California ‘land back’ deal is US’ largest, China tries crowdsourced bus routes

A 23-year effort created California’s largest “land back” return of territory, doubling the Yurok tribe’s holdings

The Western Rivers Conservancy raised $56 million to buy from a timber company 73 square miles along Blue Creek and the eastern side of the lower Klamath River in Northern California.

In managing the land and waterways, the tribe hopes to reintroduce tools of Indigenous management such as “good fire” to restore historic prairies and remove invasive species.
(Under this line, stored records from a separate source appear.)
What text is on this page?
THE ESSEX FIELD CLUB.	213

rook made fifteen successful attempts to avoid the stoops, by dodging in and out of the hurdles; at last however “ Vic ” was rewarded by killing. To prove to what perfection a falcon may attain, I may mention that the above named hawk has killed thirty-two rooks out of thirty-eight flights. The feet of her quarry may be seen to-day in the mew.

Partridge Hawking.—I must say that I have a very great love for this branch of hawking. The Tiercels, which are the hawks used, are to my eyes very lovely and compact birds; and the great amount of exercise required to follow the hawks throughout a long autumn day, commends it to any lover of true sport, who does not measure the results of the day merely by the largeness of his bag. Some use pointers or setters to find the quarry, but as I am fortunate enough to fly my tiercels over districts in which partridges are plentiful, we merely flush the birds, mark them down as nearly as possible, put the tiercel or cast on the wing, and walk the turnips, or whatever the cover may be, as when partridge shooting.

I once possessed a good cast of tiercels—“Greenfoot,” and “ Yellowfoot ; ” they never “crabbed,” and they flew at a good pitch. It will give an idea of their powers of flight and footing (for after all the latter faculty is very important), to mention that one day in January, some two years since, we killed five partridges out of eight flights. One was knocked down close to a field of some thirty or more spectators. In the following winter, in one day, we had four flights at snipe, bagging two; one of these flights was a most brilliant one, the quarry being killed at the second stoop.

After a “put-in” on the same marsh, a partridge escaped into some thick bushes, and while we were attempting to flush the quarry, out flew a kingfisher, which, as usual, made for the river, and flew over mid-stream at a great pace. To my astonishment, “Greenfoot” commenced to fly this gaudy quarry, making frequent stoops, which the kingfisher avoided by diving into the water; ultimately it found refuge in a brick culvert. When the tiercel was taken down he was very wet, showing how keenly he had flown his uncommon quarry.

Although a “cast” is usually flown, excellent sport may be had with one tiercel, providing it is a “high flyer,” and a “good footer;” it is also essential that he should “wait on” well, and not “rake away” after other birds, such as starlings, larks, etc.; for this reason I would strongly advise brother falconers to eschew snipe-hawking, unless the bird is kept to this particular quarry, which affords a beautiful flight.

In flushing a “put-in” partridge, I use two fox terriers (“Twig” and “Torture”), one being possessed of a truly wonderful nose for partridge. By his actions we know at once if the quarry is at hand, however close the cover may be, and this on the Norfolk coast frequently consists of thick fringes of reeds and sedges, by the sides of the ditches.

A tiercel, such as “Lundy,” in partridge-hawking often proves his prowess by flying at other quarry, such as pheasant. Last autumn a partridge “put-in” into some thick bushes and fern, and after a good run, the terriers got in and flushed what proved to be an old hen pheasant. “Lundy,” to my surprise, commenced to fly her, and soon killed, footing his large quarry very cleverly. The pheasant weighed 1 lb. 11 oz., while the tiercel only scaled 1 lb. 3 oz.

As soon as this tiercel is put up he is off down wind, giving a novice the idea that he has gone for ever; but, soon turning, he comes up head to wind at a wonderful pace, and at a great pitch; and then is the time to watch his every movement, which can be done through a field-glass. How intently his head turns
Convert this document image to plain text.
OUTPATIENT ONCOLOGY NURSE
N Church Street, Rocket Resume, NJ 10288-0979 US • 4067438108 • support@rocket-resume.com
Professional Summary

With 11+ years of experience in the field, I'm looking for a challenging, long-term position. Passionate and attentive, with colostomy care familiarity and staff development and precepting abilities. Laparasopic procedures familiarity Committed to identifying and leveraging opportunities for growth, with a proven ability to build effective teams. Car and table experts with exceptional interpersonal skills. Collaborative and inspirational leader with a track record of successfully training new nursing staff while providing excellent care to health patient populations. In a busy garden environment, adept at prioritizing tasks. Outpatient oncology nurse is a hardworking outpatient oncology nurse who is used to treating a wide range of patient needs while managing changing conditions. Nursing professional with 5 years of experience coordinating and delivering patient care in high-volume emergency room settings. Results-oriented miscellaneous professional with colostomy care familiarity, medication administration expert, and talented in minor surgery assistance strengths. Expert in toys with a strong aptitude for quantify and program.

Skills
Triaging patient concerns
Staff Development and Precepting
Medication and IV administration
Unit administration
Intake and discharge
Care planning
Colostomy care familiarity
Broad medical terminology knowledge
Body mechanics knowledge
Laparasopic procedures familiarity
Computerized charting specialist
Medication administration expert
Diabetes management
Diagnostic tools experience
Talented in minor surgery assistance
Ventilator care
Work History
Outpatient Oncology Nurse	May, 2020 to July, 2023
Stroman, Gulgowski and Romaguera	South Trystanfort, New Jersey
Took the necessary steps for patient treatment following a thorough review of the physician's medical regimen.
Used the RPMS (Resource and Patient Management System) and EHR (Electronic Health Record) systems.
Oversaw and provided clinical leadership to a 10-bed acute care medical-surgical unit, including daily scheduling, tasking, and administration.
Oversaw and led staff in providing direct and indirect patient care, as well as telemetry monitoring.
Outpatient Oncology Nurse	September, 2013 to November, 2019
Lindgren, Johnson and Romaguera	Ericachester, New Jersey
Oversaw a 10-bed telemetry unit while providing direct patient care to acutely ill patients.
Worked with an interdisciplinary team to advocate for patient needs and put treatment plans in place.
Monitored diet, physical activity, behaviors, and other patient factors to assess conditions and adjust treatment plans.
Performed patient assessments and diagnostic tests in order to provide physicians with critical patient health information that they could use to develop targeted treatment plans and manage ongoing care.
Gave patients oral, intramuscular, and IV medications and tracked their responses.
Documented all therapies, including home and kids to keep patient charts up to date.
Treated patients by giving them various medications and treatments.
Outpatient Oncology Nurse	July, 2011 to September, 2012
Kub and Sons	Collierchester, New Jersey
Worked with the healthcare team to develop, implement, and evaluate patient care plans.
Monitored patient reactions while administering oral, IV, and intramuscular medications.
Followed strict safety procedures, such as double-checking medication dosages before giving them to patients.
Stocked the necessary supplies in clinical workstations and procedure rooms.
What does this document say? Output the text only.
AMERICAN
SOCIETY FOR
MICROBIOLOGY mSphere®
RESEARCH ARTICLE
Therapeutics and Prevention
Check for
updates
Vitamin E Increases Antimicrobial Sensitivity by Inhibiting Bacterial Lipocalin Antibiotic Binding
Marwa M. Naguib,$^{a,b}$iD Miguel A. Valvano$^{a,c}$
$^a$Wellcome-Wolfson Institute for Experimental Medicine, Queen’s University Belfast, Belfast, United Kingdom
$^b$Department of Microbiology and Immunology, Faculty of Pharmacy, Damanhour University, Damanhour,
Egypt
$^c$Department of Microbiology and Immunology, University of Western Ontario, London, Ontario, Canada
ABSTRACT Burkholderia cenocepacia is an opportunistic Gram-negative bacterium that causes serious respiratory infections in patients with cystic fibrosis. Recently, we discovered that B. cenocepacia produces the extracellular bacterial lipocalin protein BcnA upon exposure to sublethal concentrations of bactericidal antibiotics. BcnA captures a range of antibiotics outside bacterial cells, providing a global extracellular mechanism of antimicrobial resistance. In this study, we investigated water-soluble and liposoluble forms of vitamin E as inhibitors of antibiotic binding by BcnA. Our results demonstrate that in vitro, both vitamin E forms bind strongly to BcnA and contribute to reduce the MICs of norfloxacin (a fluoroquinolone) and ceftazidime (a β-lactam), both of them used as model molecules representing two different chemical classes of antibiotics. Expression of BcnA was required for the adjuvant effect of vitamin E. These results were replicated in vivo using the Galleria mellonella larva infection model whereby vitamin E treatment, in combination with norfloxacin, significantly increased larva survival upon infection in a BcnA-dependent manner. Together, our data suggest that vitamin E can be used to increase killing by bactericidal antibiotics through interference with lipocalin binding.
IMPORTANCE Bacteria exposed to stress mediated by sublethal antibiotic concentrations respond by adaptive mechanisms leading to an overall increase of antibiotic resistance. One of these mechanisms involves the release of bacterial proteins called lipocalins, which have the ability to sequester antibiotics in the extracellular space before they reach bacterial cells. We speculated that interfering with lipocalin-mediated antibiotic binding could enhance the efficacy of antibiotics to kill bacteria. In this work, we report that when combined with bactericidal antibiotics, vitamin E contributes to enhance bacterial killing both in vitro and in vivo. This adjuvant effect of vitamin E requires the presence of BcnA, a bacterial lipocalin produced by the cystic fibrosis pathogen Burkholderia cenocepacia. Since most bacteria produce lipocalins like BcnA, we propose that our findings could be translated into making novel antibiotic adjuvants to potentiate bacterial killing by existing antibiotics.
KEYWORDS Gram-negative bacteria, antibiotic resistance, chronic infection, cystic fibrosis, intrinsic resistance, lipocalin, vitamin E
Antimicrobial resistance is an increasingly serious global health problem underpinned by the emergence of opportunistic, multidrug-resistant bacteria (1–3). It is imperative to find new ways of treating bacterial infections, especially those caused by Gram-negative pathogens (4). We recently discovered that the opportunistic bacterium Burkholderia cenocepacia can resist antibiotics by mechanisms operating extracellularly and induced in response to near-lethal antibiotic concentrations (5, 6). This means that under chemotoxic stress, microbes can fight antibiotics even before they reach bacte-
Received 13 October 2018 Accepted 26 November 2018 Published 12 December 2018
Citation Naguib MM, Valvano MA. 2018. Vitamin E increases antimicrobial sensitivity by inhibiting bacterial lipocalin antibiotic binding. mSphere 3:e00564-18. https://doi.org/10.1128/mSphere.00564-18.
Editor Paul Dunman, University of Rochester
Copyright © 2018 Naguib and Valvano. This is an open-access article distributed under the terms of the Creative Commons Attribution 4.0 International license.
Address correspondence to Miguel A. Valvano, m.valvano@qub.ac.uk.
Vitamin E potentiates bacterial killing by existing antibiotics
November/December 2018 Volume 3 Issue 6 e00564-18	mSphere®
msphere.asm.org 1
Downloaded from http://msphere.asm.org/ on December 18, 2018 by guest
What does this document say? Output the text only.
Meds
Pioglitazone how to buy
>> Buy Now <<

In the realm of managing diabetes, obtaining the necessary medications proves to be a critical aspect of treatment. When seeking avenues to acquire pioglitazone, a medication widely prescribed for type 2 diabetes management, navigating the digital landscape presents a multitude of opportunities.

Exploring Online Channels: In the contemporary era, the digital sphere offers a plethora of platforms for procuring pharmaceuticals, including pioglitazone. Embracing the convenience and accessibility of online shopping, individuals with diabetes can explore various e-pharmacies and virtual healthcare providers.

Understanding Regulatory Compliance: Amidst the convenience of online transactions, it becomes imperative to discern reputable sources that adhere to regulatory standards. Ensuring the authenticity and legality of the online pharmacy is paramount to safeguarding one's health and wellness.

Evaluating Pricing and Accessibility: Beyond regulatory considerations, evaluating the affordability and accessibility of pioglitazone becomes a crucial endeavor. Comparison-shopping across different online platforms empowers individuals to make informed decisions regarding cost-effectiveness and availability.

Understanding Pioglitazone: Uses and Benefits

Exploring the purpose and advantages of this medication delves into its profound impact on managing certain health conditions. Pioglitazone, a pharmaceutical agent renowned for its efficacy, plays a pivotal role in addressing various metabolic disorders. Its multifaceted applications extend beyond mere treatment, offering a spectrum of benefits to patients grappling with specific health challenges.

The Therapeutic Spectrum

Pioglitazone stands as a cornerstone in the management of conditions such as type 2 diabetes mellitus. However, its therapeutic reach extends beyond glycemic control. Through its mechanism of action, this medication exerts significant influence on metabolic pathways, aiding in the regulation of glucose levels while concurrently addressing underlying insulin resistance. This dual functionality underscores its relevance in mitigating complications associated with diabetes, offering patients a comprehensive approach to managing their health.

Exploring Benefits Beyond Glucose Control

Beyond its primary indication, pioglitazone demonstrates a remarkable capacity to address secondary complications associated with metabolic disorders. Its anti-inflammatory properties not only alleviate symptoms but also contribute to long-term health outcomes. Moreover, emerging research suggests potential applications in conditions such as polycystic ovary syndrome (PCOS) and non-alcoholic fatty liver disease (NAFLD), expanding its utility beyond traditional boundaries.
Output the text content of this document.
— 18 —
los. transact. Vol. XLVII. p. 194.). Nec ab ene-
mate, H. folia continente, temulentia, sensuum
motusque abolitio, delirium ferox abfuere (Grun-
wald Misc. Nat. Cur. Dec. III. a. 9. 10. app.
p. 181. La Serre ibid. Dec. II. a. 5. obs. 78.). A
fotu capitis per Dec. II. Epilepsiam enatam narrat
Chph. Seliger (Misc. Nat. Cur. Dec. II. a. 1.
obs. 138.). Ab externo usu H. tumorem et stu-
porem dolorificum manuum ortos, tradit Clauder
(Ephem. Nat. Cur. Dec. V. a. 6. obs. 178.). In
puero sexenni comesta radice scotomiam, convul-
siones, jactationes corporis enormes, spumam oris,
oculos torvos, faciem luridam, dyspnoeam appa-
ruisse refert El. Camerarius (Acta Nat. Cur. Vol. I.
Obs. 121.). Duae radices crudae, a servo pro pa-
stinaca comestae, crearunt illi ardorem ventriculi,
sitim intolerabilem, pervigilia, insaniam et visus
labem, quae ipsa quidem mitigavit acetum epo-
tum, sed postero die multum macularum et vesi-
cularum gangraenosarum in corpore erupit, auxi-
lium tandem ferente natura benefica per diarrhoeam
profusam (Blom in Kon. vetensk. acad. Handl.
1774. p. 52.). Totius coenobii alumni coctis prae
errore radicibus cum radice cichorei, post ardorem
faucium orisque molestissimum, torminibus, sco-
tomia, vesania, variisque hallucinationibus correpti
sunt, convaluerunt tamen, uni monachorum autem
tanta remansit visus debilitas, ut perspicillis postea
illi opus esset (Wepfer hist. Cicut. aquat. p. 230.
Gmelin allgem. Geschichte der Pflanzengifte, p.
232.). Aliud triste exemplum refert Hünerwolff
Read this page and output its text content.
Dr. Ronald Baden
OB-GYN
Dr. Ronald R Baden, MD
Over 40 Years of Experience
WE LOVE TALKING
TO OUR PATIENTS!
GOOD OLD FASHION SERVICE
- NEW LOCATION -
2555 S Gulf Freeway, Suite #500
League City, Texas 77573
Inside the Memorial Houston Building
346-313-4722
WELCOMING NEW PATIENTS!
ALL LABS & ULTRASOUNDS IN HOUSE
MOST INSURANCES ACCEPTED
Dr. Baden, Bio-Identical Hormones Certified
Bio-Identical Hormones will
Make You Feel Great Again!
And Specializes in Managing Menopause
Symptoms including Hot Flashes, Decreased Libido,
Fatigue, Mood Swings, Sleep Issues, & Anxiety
In this important fish habitat, Blue Creek aids the survival of Chinook salmon by cooling down their body temperature with an influx of cold water before they reach the upper Klamath to spawn.

Why We Wrote This

In our progress roundup, two changes give people more agency at home: California’s Yurok tribe doubled its land holdings, and in Poland, councillors repealed a municipal resolution on families and children that courts said violated the dignity of LGBTQ+ people.

While 90% of the Yurok tribe’s territory was taken by settlers during the California Gold Rush in the mid-1800s, research has found that the healthiest, most biodiverse, and most resilient forests are on protected lands where Indigenous people are stewards. Nearly 4,700 square miles of land were returned to tribes in 15 states over 10 years through the U.S. Land Buy-Back Program for Tribal Nations, which ended in 2022.